Thanks to renewing my faith, I was unafraid & ready when I got the news a few weeks later, that my kidneys had finally failed & I must start dialysis. During my weeks in the hospital leading up to that news, I watched a lot of late night tv & started watching Pastor Joseph Prince, since I wasn't physically able to go to church. There is no doubt in my mind, or my heart, that God put this man in front of me to learn about His grace & the unmerited favor we receive from our amazing God. Pastor Prince really puts things into terms I can understand & related to. He is a moving speaker, an eloquent writer & I only wish I was able to attend his church. Since his church is located in Singapore, that would prove a little difficult though, lol. I will continue to attend his services through YouTube & Podcasts. I hope to get some of his books soon, namely Destined to Reign & Unmerited Favor. I do own a CD set of his powerful sermons, now I need a CD player for my car so I can listen to them in peace & quiet.


Which brings me to the verse at the heading of this post. I feel like it spoke to me very personally when I came across Joseph Prince's blog entry entitled "There Is Just Something Special About You" where that verse was the subject of discussion. The concluding thought on this post was "People of the world are drawn to the glory of the Lord which has risen upon you!". In the past 2 months, since I received the Lord as my Savior again, people have commented to me about being different, seeming happier, more confident, smiling more. I have been shocked at how obvious it seemed to others that I had the light of Christ in my heart & soul again. I've truly begun to feel alive in a whole new way, even when my health is at it's worst! I've even begun to share my love for Christ with others, which I've never been able to do before & it feels amazing to not be afraid to prove my love & faith in God. It is just so true that my light has come back to me & the glory of the Lord is steadily rising upon me.

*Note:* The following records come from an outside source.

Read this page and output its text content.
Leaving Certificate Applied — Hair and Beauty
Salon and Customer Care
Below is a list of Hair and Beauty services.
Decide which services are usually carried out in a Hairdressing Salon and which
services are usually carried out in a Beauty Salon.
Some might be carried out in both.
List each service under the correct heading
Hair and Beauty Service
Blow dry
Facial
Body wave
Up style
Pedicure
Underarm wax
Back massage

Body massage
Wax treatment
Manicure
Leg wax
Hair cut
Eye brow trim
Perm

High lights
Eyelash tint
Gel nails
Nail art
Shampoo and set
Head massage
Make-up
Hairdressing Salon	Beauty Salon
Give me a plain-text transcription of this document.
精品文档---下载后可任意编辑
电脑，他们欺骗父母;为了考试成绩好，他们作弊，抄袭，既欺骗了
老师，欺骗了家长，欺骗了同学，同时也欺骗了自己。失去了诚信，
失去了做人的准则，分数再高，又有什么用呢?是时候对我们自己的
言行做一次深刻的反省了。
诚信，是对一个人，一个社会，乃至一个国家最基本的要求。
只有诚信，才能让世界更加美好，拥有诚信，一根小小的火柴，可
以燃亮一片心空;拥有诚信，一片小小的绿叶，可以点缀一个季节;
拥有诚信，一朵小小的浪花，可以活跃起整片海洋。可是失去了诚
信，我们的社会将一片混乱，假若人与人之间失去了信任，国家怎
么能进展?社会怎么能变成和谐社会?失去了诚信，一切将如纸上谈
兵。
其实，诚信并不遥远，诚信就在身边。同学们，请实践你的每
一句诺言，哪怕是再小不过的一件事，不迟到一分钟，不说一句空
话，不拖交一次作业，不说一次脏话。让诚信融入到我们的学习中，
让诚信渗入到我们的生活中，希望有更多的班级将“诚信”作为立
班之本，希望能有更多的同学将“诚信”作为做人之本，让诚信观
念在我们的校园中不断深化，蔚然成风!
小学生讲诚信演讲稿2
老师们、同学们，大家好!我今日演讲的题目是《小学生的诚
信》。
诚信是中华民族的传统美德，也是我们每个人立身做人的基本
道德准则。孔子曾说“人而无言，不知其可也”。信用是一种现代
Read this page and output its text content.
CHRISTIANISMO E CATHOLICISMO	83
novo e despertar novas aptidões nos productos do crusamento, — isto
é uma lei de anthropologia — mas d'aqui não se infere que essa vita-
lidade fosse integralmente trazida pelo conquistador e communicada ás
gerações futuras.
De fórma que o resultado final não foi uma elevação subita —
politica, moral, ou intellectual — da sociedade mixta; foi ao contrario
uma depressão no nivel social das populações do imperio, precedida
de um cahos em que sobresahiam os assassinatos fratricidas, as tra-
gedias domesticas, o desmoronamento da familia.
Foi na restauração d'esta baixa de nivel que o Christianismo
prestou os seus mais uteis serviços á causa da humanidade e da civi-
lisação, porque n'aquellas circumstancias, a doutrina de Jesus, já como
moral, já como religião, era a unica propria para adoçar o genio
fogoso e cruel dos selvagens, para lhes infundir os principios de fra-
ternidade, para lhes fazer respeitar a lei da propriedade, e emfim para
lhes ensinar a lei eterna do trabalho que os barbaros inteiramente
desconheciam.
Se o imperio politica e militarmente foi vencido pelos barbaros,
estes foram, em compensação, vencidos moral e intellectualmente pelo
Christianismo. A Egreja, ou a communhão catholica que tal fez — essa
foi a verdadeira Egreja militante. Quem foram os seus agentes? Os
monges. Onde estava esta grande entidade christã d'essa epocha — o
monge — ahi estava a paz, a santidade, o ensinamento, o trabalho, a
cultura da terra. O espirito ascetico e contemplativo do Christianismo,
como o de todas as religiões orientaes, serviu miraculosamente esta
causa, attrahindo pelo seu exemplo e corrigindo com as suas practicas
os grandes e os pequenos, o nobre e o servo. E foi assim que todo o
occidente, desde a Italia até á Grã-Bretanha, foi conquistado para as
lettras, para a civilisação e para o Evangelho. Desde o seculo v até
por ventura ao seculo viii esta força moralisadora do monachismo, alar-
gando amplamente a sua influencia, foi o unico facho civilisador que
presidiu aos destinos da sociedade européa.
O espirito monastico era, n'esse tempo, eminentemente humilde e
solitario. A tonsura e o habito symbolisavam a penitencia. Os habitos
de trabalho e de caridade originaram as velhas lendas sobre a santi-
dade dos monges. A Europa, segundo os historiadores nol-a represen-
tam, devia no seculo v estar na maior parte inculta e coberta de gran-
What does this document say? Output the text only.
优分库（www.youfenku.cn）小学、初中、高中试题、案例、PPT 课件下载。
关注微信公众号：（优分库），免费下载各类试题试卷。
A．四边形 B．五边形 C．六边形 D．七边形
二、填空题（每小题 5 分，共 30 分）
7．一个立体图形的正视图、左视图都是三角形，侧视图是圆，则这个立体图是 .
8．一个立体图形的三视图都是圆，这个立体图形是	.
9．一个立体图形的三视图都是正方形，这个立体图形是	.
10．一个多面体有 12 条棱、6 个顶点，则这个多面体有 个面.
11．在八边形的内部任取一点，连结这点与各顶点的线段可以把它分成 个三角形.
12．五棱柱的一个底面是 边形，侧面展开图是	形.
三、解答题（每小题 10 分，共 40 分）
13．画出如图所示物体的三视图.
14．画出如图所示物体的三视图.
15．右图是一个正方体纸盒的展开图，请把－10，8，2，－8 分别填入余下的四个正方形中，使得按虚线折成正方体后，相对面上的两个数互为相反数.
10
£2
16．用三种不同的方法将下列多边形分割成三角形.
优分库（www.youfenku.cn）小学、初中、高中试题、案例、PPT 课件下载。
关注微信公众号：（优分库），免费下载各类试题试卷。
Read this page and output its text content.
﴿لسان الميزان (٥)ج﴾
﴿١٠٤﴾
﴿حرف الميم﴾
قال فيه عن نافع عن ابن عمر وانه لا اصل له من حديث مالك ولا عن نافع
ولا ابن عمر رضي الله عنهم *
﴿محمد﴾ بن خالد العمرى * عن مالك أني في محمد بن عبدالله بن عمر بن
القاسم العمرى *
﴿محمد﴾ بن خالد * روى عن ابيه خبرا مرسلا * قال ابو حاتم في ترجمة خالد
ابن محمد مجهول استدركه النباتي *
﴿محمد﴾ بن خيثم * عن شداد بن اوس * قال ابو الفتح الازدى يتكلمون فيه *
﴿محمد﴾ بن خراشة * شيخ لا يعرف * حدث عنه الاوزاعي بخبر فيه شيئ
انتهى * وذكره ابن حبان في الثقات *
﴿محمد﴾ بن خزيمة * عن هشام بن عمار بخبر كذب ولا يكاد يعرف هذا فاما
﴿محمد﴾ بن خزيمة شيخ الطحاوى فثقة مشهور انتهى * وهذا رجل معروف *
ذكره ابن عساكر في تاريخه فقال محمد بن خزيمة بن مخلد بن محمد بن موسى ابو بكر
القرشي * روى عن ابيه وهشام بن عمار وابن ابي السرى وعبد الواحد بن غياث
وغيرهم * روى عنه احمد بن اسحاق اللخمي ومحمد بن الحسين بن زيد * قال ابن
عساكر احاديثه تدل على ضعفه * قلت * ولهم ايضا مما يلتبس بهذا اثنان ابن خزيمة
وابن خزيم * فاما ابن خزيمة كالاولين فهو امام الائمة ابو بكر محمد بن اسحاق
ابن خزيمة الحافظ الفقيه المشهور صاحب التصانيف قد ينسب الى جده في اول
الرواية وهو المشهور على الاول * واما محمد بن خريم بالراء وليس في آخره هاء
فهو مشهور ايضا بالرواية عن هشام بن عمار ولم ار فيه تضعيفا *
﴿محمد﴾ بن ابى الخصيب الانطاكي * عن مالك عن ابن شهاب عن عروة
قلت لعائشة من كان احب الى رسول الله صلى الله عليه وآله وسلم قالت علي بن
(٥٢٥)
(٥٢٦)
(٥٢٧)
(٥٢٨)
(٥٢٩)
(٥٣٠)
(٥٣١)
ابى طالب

Before I go, I'd like to thank a few of my friends, who have definitely been there for me & helped me along on my journey with God. Two of them have amazing blogs of their own, so I hope you will pay them a visit. They are Angieleigh from Once Upon a Book & Chrissy from Chrissy, Inspired. Chrissy also has an amazing blog dedicated to dog rescue, namely of the terribly misunderstood pit bull terrier, The Lazy Pitbull. The other is my amazing friend Mandee, who is my daily inspiration to keep trying & not give up. We decided we would be on this journey together & it feels great to have such a great friend to go down this path beside me!! Thank you so much to all 3 of you ladies. I couldn't do any of this without your support, friendship & fellowship!!